6.) Plain Red Ball Caps. You’re not Limp Bizkit, take the stupid thing off and comb your hair. I don’t even remember how long it’s been since Limp Bizkit was good. Are they even still a band?
7.) Cock-Eyed Hats. OK, you’re a gangster, but are you really that hopped up on Cristal and coke that you can’t put your hat on right? (It occurs to me that the goal may well be to irritate people like, and if so, goal accomplished! Watch me cross the street to avoid your crazy unconventional hat.)
8.) Alternative Cowboy Hats. Especially on women. Has anybody ever thought that a furry pink cowboy hat looked good on anything but an otherwise naked stripper? (Even then it’s really just in the way.) And cowboy hats with the brims rolled up (or down) just tells me that you really wanted to wear a baseball cap but couldn’t find one. Find one.

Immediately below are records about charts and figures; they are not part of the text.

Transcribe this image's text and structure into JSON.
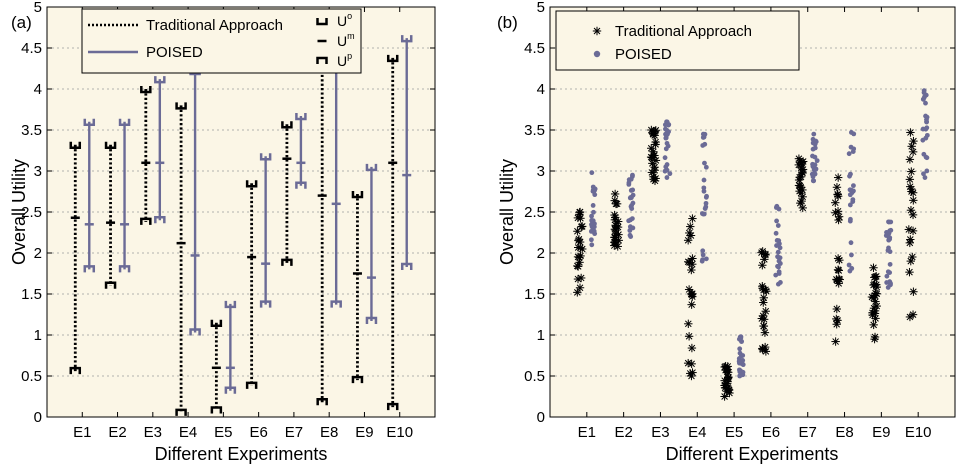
{
  "figure": {
    "xlabel": "Different Experiments",
    "ylabel": "Overall Utility",
    "background": "#fbf6e6",
    "colors": {
      "traditional": "#000000",
      "poised": "#6b6b96"
    }
  },
  "chart_data": [
    {
      "type": "range-bar",
      "panel_label": "(a)",
      "categories": [
        "E1",
        "E2",
        "E3",
        "E4",
        "E5",
        "E6",
        "E7",
        "E8",
        "E9",
        "E10"
      ],
      "ylim": [
        0,
        5
      ],
      "yticks": [
        "0",
        "0.5",
        "1",
        "1.5",
        "2",
        "2.5",
        "3",
        "3.5",
        "4",
        "4.5",
        "5"
      ],
      "grid": true,
      "legend_position": "top",
      "legend": {
        "traditional": "Traditional Approach",
        "poised": "POISED",
        "marker_labels": [
          "U",
          "U",
          "U"
        ],
        "marker_superscripts": [
          "o",
          "m",
          "p"
        ]
      },
      "series": [
        {
          "name": "Traditional Approach",
          "style": "dotted",
          "Uo": [
            3.32,
            3.32,
            4.0,
            3.8,
            1.15,
            2.85,
            3.57,
            4.28,
            2.72,
            4.38
          ],
          "Um": [
            2.43,
            2.37,
            3.1,
            2.12,
            0.6,
            1.95,
            3.15,
            2.7,
            1.75,
            3.1
          ],
          "Up": [
            0.56,
            1.6,
            2.38,
            0.05,
            0.08,
            0.38,
            1.88,
            0.18,
            0.45,
            0.12
          ]
        },
        {
          "name": "POISED",
          "style": "solid",
          "Uo": [
            3.6,
            3.6,
            4.12,
            4.22,
            1.38,
            3.18,
            3.67,
            4.55,
            3.05,
            4.62
          ],
          "Um": [
            2.35,
            2.35,
            3.1,
            1.97,
            0.6,
            1.87,
            3.1,
            2.6,
            1.7,
            2.95
          ],
          "Up": [
            1.8,
            1.8,
            2.4,
            1.03,
            0.32,
            1.37,
            2.82,
            1.37,
            1.17,
            1.83
          ]
        }
      ]
    },
    {
      "type": "scatter",
      "panel_label": "(b)",
      "categories": [
        "E1",
        "E2",
        "E3",
        "E4",
        "E5",
        "E6",
        "E7",
        "E8",
        "E9",
        "E10"
      ],
      "ylim": [
        0,
        5
      ],
      "yticks": [
        "0",
        "0.5",
        "1",
        "1.5",
        "2",
        "2.5",
        "3",
        "3.5",
        "4",
        "4.5",
        "5"
      ],
      "grid": true,
      "legend_position": "top-left",
      "series": [
        {
          "name": "Traditional Approach",
          "marker": "asterisk",
          "min": [
            1.52,
            2.08,
            2.88,
            0.5,
            0.25,
            0.8,
            2.55,
            0.92,
            0.95,
            1.22
          ],
          "max": [
            2.5,
            2.72,
            3.5,
            2.42,
            0.62,
            2.02,
            3.15,
            2.92,
            1.82,
            3.47
          ],
          "extra": [
            [],
            [],
            [],
            [],
            [],
            [],
            [],
            [],
            [],
            []
          ]
        },
        {
          "name": "POISED",
          "marker": "dot",
          "min": [
            2.1,
            2.2,
            2.92,
            1.9,
            0.5,
            1.62,
            2.88,
            1.78,
            1.58,
            2.92
          ],
          "max": [
            2.98,
            2.95,
            3.6,
            3.45,
            0.98,
            2.57,
            3.45,
            3.47,
            2.38,
            3.98
          ],
          "extra": [
            [],
            [],
            [],
            [],
            [],
            [],
            [],
            [],
            [],
            []
          ]
        }
      ]
    }
  ]
}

I don’t care for cowboy hats to begin with, but they have their place out in the field on guys riding horses and slinging hay bales. If you’re not partaking in one of those activities, do your self a favor and take the silly mangled thing off.
9.) Big Bulky Boots. Now here’s where I’m breaking new ground. Let me be on the record as the first to say that the big, bulky and often furry boots that seem to be the new trend are amazingly stupid looking. (These actually aren’t new, they’re pretty much the same kind of ugly insulated boots kids wore in the early 80’s.) You may not agree with me now, but just wait a year or two, you will. I was right about parachute pants back in the day, and I’ll be right about this.
10.) Tramp Stamps. Nothing says “open for business” like a tattoo on the lower back. Unless you’re rubbing up against a pole on a stage for singles don’t tattoo your lower back. And don’t say you did it for yourself- you can’t see it back there. But if you absolutely must have one, might I recommend a beer coaster design?
11.) Rat Tails. This is the ultimate, ancient, cars-up-on-blocks haircut. Nothing says pit-stained wife beater and 40 oz of malt liquor more concisely than a long, wavy patch of 15 hairs hanging limply from the back of your head (even better than the shirt and the liquor itself). I remember when these first appeared, and I can’t believe that I still see them 20 plus years later.
12.) Gigantic Hoop Earrings. It’s really hard to discuss these and not be off-colored enough to make a drunk pirate captain blush. I think it’s best to refer you back to the Tramp Stamp and let you make the connections.
Well, if my work here eliminates just one of these 12 evils, I’ll be a happy man. If not, well, I guess I’ll be quietly resentful whenever I spend a day in airport lounges. The rest of the time, I’m too well rested and busy to be bothered that much. Don’t hesitate to comment if you have some items you’d like to add to the list for me to grumble about in transit.